RESULTS: The patient sample was predominantly black (84.3%) and insured by Medicaid programs (88%). Among eligible UTFMC-M pregnant patients, 50.1% were flu-vaccinated (n=465); 73.8% were Tdap-vaccinated (n=317); and 52.1% were Flu+Tdap-vaccinated (n=317). No significant associations were found between vaccine uptake and HRC status, parity, and age. However, statistically significant relationships were found between vaccine uptake and physician encouragement (positive relationship with flu shot: X2(1, N = 465) =131, p < 0.001, Tdap: X2 (6, N = 465) =476, p < 0.001), number of prenatal visits (flu shot group median 8 visits, Tdap group median 9 visits vs. unvaccinated group median 4 visits; p < 0.001), and early trimester age at first prenatal visit (X2(6, N = 465) =47.635 , p

CONCLUSION: 2019-2020 UTFMC-M vaccination rates were on par with 2018-2019 US flu vaccine rates and higher than 2018-2019 US Tdap and Flu+Tdap rates.

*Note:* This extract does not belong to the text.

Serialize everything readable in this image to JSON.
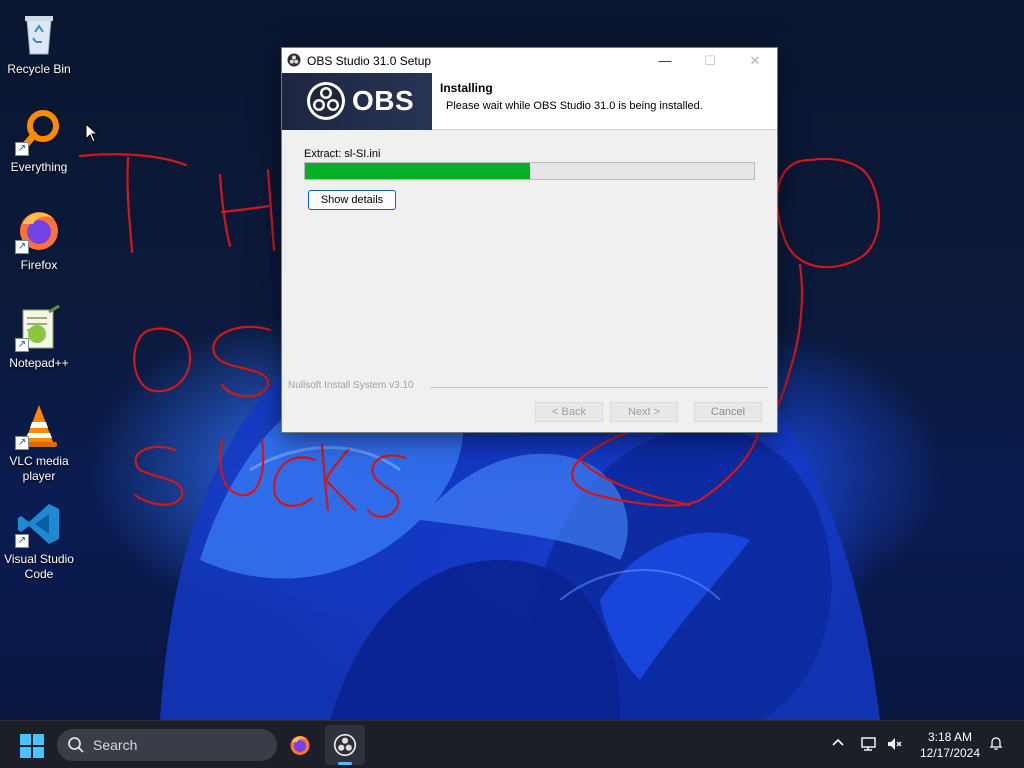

There were statistically significant relationships between vaccine uptake at UTFMC-M and physician encouragement, number of prenatal visits, and early trimester age at first prenatal visit but no significant relationships with UTFMC-M HRC admittance, parity, or age. Recommendations following from our observations to address further vaccine rate improvement include: continue vaccine encouragement, continue booking multiple visits (8 for flu, 9 for Tdap), prioritize Tdap vaccine higher for late trimester intake patients, and focus on flu vaccine encouragement and education.